Edelmiro Cavazos, the mayor of Santiago, a quaint tourist town a few hours from the U.S. border, certainly discovered that he could not trust his own police force. On the night of August 15, 2010, Cavazos was abducted from his home while his wife and children were visiting relatives in Texas. Two days later, his corpse was found dumped by the side of a road. He became one of fourteen mayors killed in 2010, but his murder was not the only awful aspect of the episode.
The security surveillance system showed one of the police officers assigned to guard the mayor’s house walking out to meet an approaching convoy of cars. Armed men emerged from those vehicles and walked up to the front door. When Cavazos answered the door, the gunmen threatened him with drawn weapons, forced him outside and pushed him into the back seat of the lead vehicle. The subsequent investigation implicated the guard and five other officers for involvement in Cavazos’ kidnapping and assassination.
Given that track record, it would not come as a great surprise if the investigation of the recent attack on the U.S. embassy employees shows that the federal police were doing the bidding of one of the cartels. The corruption in Mexico’s police forces runs very deep, and it grows steadily worse.
Nor is the situation with the country’s military much better. It should be remembered that the notorious Zetas cartel began in the late 1990s as a specially trained elite commando unit of the Mexican military. Indeed, the United States provided much of the training of that unit at Fort Bragg, North Carolina. Most of the individuals who have joined the Zetas in the intervening years are former police or military personnel.

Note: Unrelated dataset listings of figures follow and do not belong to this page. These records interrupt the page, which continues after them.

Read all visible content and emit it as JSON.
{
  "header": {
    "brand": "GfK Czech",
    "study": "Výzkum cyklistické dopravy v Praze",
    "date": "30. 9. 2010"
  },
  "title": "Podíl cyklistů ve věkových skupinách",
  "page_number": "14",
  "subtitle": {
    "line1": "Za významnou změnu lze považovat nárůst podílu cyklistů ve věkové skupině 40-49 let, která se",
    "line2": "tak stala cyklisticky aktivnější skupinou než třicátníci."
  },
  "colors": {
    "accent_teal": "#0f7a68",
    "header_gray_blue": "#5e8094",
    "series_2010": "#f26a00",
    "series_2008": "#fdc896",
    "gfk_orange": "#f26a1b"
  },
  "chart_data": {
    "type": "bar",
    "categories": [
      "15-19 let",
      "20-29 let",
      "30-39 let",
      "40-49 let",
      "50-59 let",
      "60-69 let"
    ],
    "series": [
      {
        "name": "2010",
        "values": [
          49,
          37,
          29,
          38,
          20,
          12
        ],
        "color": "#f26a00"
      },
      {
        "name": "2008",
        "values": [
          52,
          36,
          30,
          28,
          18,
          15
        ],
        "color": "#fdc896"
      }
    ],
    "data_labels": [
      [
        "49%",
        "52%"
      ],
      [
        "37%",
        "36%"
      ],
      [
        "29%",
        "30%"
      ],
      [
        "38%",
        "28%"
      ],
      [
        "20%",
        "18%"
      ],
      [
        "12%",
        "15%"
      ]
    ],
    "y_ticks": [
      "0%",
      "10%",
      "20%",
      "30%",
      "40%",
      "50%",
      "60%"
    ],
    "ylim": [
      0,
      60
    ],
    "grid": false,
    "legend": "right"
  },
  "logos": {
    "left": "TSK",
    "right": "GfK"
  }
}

The harsh truth is that Mexico’s drug cartels are becoming stronger and more dangerous, and the law‐enforcement and security agencies arrayed against them are riddled with turncoats and infiltrators. That is not surprising, since the drug syndicates have an estimated $35 billion to $60 billion a year in income at their disposal. Such a vast sum gives them an enormous capability to corrupt those people who are assigned to oppose them. The United States faces an increasingly troubling security situation on its southern border.